Sunrise in my home commences with my children singing in perfect pitch with the sparrows on our window ledge, after which I prepare a delicate but luscious breakfast of strawberries, aromatic basil, and freshly whipped cream. Just kidding. More realistically, I throw frozen waffles in the oven and let the kids watch TV in separate rooms so they won’t fight over the remote before the school summer program starts. We all have parenting moments we aren’t proud of, but there are times when forgiving yourself for your humanity the most difficult thing to do.

According to Jean Lawrence of WebMD, “your heart and mental health may depend on your ability to reduce hurt and anger, even at yourself. So effective is forgiveness…that Stanford University is undertaking a project to learn how forgiveness can enhance health and relationships and even prevent disease.”

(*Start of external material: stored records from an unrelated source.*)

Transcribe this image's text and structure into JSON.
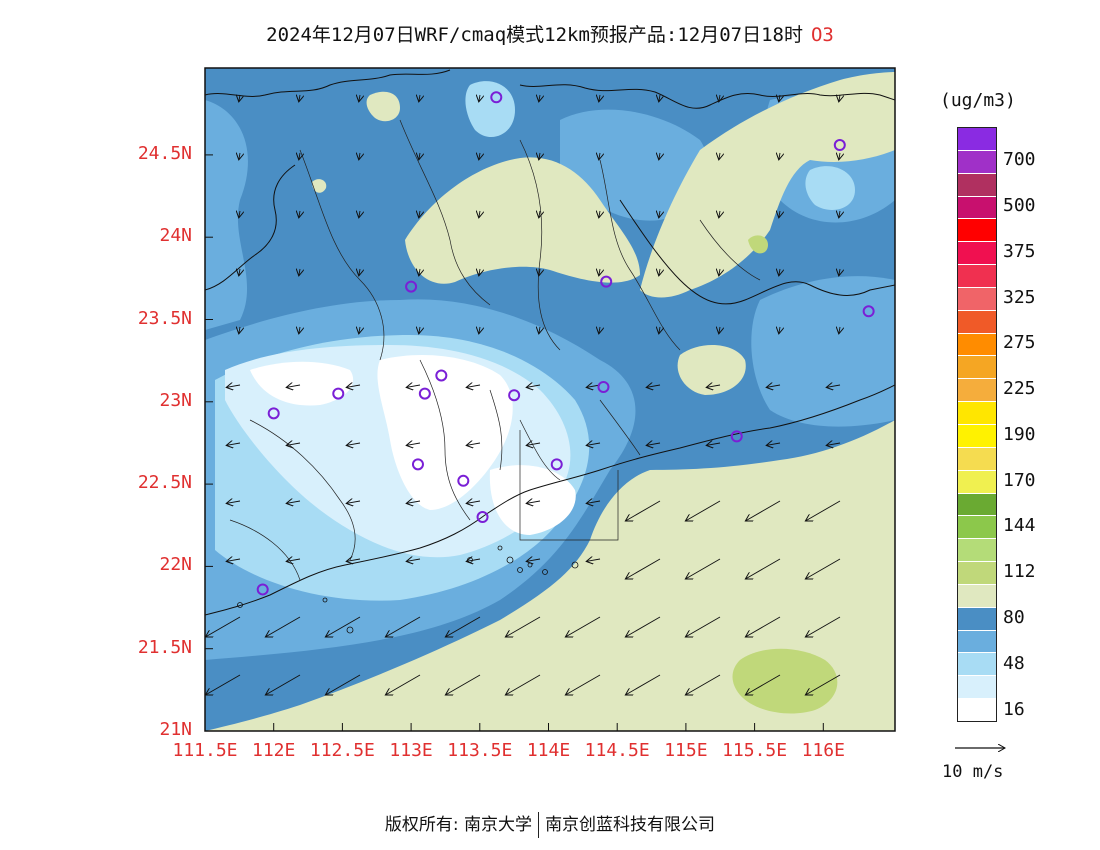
{
  "title": {
    "main": "2024年12月07日WRF/cmaq模式12km预报产品:12月07日18时",
    "pollutant": "O3"
  },
  "map": {
    "lat_ticks": [
      "24.5N",
      "24N",
      "23.5N",
      "23N",
      "22.5N",
      "22N",
      "21.5N",
      "21N"
    ],
    "lon_ticks": [
      "111.5E",
      "112E",
      "112.5E",
      "113E",
      "113.5E",
      "114E",
      "114.5E",
      "115E",
      "115.5E",
      "116E"
    ],
    "stations": [
      {
        "lon": 113.62,
        "lat": 24.85
      },
      {
        "lon": 116.12,
        "lat": 24.56
      },
      {
        "lon": 113.0,
        "lat": 23.7
      },
      {
        "lon": 114.42,
        "lat": 23.73
      },
      {
        "lon": 116.33,
        "lat": 23.55
      },
      {
        "lon": 112.47,
        "lat": 23.05
      },
      {
        "lon": 112.0,
        "lat": 22.93
      },
      {
        "lon": 113.22,
        "lat": 23.16
      },
      {
        "lon": 113.1,
        "lat": 23.05
      },
      {
        "lon": 113.75,
        "lat": 23.04
      },
      {
        "lon": 114.4,
        "lat": 23.09
      },
      {
        "lon": 115.37,
        "lat": 22.79
      },
      {
        "lon": 113.05,
        "lat": 22.62
      },
      {
        "lon": 113.38,
        "lat": 22.52
      },
      {
        "lon": 114.06,
        "lat": 22.62
      },
      {
        "lon": 113.52,
        "lat": 22.3
      },
      {
        "lon": 111.92,
        "lat": 21.86
      }
    ]
  },
  "legend": {
    "units": "(ug/m3)",
    "bins": [
      {
        "color": "#8a2be2"
      },
      {
        "color": "#a030c8"
      },
      {
        "color": "#b03060"
      },
      {
        "color": "#c8106e"
      },
      {
        "color": "#ff0000"
      },
      {
        "color": "#f01050"
      },
      {
        "color": "#f03050"
      },
      {
        "color": "#f06468"
      },
      {
        "color": "#f05a28"
      },
      {
        "color": "#ff8c00"
      },
      {
        "color": "#f5a623"
      },
      {
        "color": "#f5ad3c"
      },
      {
        "color": "#ffe600"
      },
      {
        "color": "#fff200"
      },
      {
        "color": "#f5dc50"
      },
      {
        "color": "#f0f050"
      },
      {
        "color": "#6aaa32"
      },
      {
        "color": "#8cc84b"
      },
      {
        "color": "#b4dc78"
      },
      {
        "color": "#c0d87a"
      },
      {
        "color": "#e0e8c0"
      },
      {
        "color": "#4a8ec4"
      },
      {
        "color": "#6aaede"
      },
      {
        "color": "#a8dcf4"
      },
      {
        "color": "#d8f0fc"
      },
      {
        "color": "#ffffff"
      }
    ],
    "labels": [
      {
        "text": "700",
        "bin": 1
      },
      {
        "text": "500",
        "bin": 3
      },
      {
        "text": "375",
        "bin": 5
      },
      {
        "text": "325",
        "bin": 7
      },
      {
        "text": "275",
        "bin": 9
      },
      {
        "text": "225",
        "bin": 11
      },
      {
        "text": "190",
        "bin": 13
      },
      {
        "text": "170",
        "bin": 15
      },
      {
        "text": "144",
        "bin": 17
      },
      {
        "text": "112",
        "bin": 19
      },
      {
        "text": "80",
        "bin": 21
      },
      {
        "text": "48",
        "bin": 23
      },
      {
        "text": "16",
        "bin": 25
      }
    ]
  },
  "wind_reference": {
    "label": "10 m/s",
    "speed": 10
  },
  "copyright": {
    "left": "版权所有: 南京大学",
    "right": "南京创蓝科技有限公司"
  }
}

Your physical and mental health, and even your longevity, could be correlated with your ability to forgive. It literally unburdens your heart to abandon the burdens of sins committed or those leveled against you. We forgive ourselves daily for leaving the oven on while we run out to the bodega, or for forgetting to pay the WiFi bill, or for getting a red-light camera ticket. What is it about parenting that makes our mistakes seem non-permissible? Maybe it is because we recognize the gravity of our responsibility or the deep-rooted impact we are making. Maybe it is because we know our kids’ personalities and are afraid of harming them indelibly by being too hard or too soft. Maybe it is because, in the end, we are actually good parents, and our diligence makes us aware of flaws that need to change so we can become even better.

Because You Care

Let’s face it. It wouldn’t bother you if you lost your patience or ignored your kids or fed them marshmallows and coffee for lunch if you didn’t care. Parents who care are always noticing things they are doing wrong because they are concerned about the welfare of their children. Yet there comes a point when being overly concerned with one aspect of parenting can lead to lack in another. Those obsessed with avoiding germs, for example, can compromise their children’s immunities through lack of exposure, and parents dogged about academic tasks can cheat kids out of a healthy social life. It seems that we are always falling short. Yet the proof that you are a good parent is in your concern about the welfare of your child, and that vision is constantly evolving as we learn about kids and ourselves.

Because You Are Human

It is the nature of any professional to make mistakes and learn from them, as unfortunately, none of us are instinctively flawless. Acknowledging your foul-ups, rather than denying them, is an excellent coping skill to model for your children, who will eventually come face-to-face with their lack of perfection and will be reminded of a parent who dropped the ball, picked it back up, and started a new inning.

Because You Can Do Better

Often, those who master skills did not acquire them immediately. Rather, they studied the building blocks until they were confident of how the pieces fit together. In parenting, we learn when our kids need to be pushed, encouraged, or disciplined by watching them fail and succeed on the rutted road of childhood. Like passionate ball-players, we dust off our knees, polish our mitts, and recommit to winning.



Rebekah Yahoves is a writer, mother, and music teacher from Long Island. In 2016, she adopted three school-aged siblings from Poland at the same time. When she isn’t constructing casseroles or tuning violins, Rebekah likes to go on tea binges and read.